Capability Ladder

Evaluation Ladder: Making agent reliability measurable

Kaizhi Tang

06 Feb 2026 • 3 min read

Evaluation Ladder: making agent reliability measurable

If you can’t measure reliability, you can’t improve it. And with agentic systems, “it worked in the demo” is the most expensive lie.

The trap is evaluating agents like you evaluate chat: a handful of prompts, a vibe check, maybe a rubric. But agents fail in ways that only appear across tool calls, time, and state.

Here’s an evaluation ladder for agentic AI—each rung is a more realistic (and more useful) measurement of reliability. Each rung also has a failure mode, because evaluation itself is a system that can break.

Level 0 — Demo prompts

What you measure: a few hand-picked tasks.

Failure mode: selection bias.

You end up measuring what the system is already good at, and you miss the weird edge cases that will dominate real usage.

Practical fix: force diversity: random sampling from production-like tasks, plus a small “nightmare set” of adversarial prompts.

Level 1 — Golden answers (static correctness)

What you measure: does the output match an expected answer?

Failure mode: overfitting to surface form.
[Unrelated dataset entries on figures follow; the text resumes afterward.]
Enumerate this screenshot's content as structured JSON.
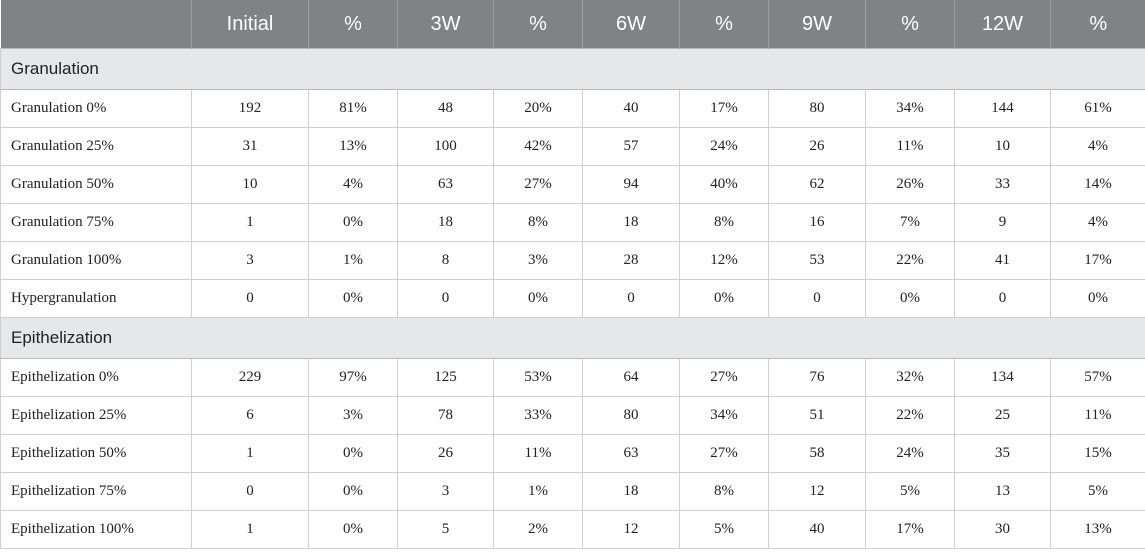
{
  "table": {
    "header": [
      "",
      "Initial",
      "%",
      "3W",
      "%",
      "6W",
      "%",
      "9W",
      "%",
      "12W",
      "%"
    ],
    "sections": [
      {
        "title": "Granulation",
        "rows": [
          [
            "Granulation 0%",
            "192",
            "81%",
            "48",
            "20%",
            "40",
            "17%",
            "80",
            "34%",
            "144",
            "61%"
          ],
          [
            "Granulation 25%",
            "31",
            "13%",
            "100",
            "42%",
            "57",
            "24%",
            "26",
            "11%",
            "10",
            "4%"
          ],
          [
            "Granulation 50%",
            "10",
            "4%",
            "63",
            "27%",
            "94",
            "40%",
            "62",
            "26%",
            "33",
            "14%"
          ],
          [
            "Granulation 75%",
            "1",
            "0%",
            "18",
            "8%",
            "18",
            "8%",
            "16",
            "7%",
            "9",
            "4%"
          ],
          [
            "Granulation 100%",
            "3",
            "1%",
            "8",
            "3%",
            "28",
            "12%",
            "53",
            "22%",
            "41",
            "17%"
          ],
          [
            "Hypergranulation",
            "0",
            "0%",
            "0",
            "0%",
            "0",
            "0%",
            "0",
            "0%",
            "0",
            "0%"
          ]
        ]
      },
      {
        "title": "Epithelization",
        "rows": [
          [
            "Epithelization 0%",
            "229",
            "97%",
            "125",
            "53%",
            "64",
            "27%",
            "76",
            "32%",
            "134",
            "57%"
          ],
          [
            "Epithelization 25%",
            "6",
            "3%",
            "78",
            "33%",
            "80",
            "34%",
            "51",
            "22%",
            "25",
            "11%"
          ],
          [
            "Epithelization 50%",
            "1",
            "0%",
            "26",
            "11%",
            "63",
            "27%",
            "58",
            "24%",
            "35",
            "15%"
          ],
          [
            "Epithelization 75%",
            "0",
            "0%",
            "3",
            "1%",
            "18",
            "8%",
            "12",
            "5%",
            "13",
            "5%"
          ],
          [
            "Epithelization 100%",
            "1",
            "0%",
            "5",
            "2%",
            "12",
            "5%",
            "40",
            "17%",
            "30",
            "13%"
          ]
        ]
      }
    ]
  }
}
Agents can learn to imitate the shape of an answer without doing the right work (especially when tools are involved).

Practical fix: grade on invariants (“must cite sources”, “must not invent tool output”, “must respect file paths”), not just text similarity.

Level 2 — Tool-call integrity

What you measure: whether tool invocations are valid, deterministic, and error-aware.

Failure mode: hallucinated tool success.

The agent calls a tool, it errors, and the agent proceeds as if it succeeded.

Practical fix: make tool states explicit and score them:

did the agent surface the error message?
did it stop or retry safely?
did it avoid fabricating outputs?

Pipeline lesson (concrete): in OpenClaw’s workflow norms, we treat “don’t invent commands” as a reliability invariant. If we’re unsure, we consult local docs first (or ask the human). That’s not etiquette—it’s eval design. You can literally score “did the agent guess a CLI flag?” as a failure.

Level 3 — Multi-step task success (end-to-end)

What you measure: whether the final artifact is correct (a clean PR, a valid post, a working script).

Failure mode: hidden partial credit.

The agent produces something that looks finished but violates a key constraint (wrong tag order, missing file, wrong environment). Humans often accept it anyway because it’s close.

Practical fix: add machine checks. If the task has structure, validate it:

file exists at required path
frontmatter schema matches
word count within bounds
links resolve

This transforms “almost” into “fail fast.”

Level 4 — Regression and drift (over time)

What you measure: performance across versions and weeks.

Failure mode: quiet decay.

A prompt change, a model update, or a new tool version subtly shifts behavior. Nobody notices until a user does.

Practical fix: treat agent workflows like software releases:

version your prompts/tool schemas
run a regression suite on every change
alert on metric deltas, not just absolute scores

Level 5 — Robustness under perturbation

What you measure: stability when the world is messy:

network failures
rate limits
partial data
tool timeouts
ambiguous user requests

Failure mode: brittle cleverness.

The agent is brilliant on clean inputs and collapses under real conditions.

Practical fix: inject failure on purpose. Chaos engineering, but for agents. Randomly fail tools and score whether the agent degrades gracefully.

Level 6 — Adversarial evaluation (misuse + misalignment)

What you measure: whether the agent can be induced to violate constraints.

Failure mode: persuasion beats policy.

This is where “prompt injection” lives, but it’s broader: users will ask for shortcuts, and agents will be tempted to comply.

Practical fix: test the social layer:

requests to skip confirmation
requests to fabricate citations
requests to run destructive commands

Real system example: Mata v. Avianca (2023) is remembered as “ChatGPT hallucinated citations.” But the deeper lesson is evaluation failure: no invariant existed for “citations must be verifiable.” If your system doesn’t test for “source integrity,” it will eventually ship confident fiction.

Level 7 — Cost + reliability frontier

What you measure: the tradeoff curve: reliability per unit cost/latency.

Failure mode: winning the wrong metric.

If you only optimize for cost, you’ll create an agent that’s cheap and wrong. If you only optimize for reliability, you may build something too slow to use.

Practical fix: pick an operating point explicitly. For high-risk actions, pay for higher confidence and add gates. For low-risk drafting, accept lower reliability but keep outputs reviewable.

The takeaway

Reliability isn’t a single score; it’s a ladder of evidence.

When someone claims an agent is “good,” ask: which rung are you on?

demo prompts?
end-to-end checks?
regression under drift?
adversarial robustness?

Once you can answer that, you can finally do the boring, powerful work: build evals that match reality—and then climb.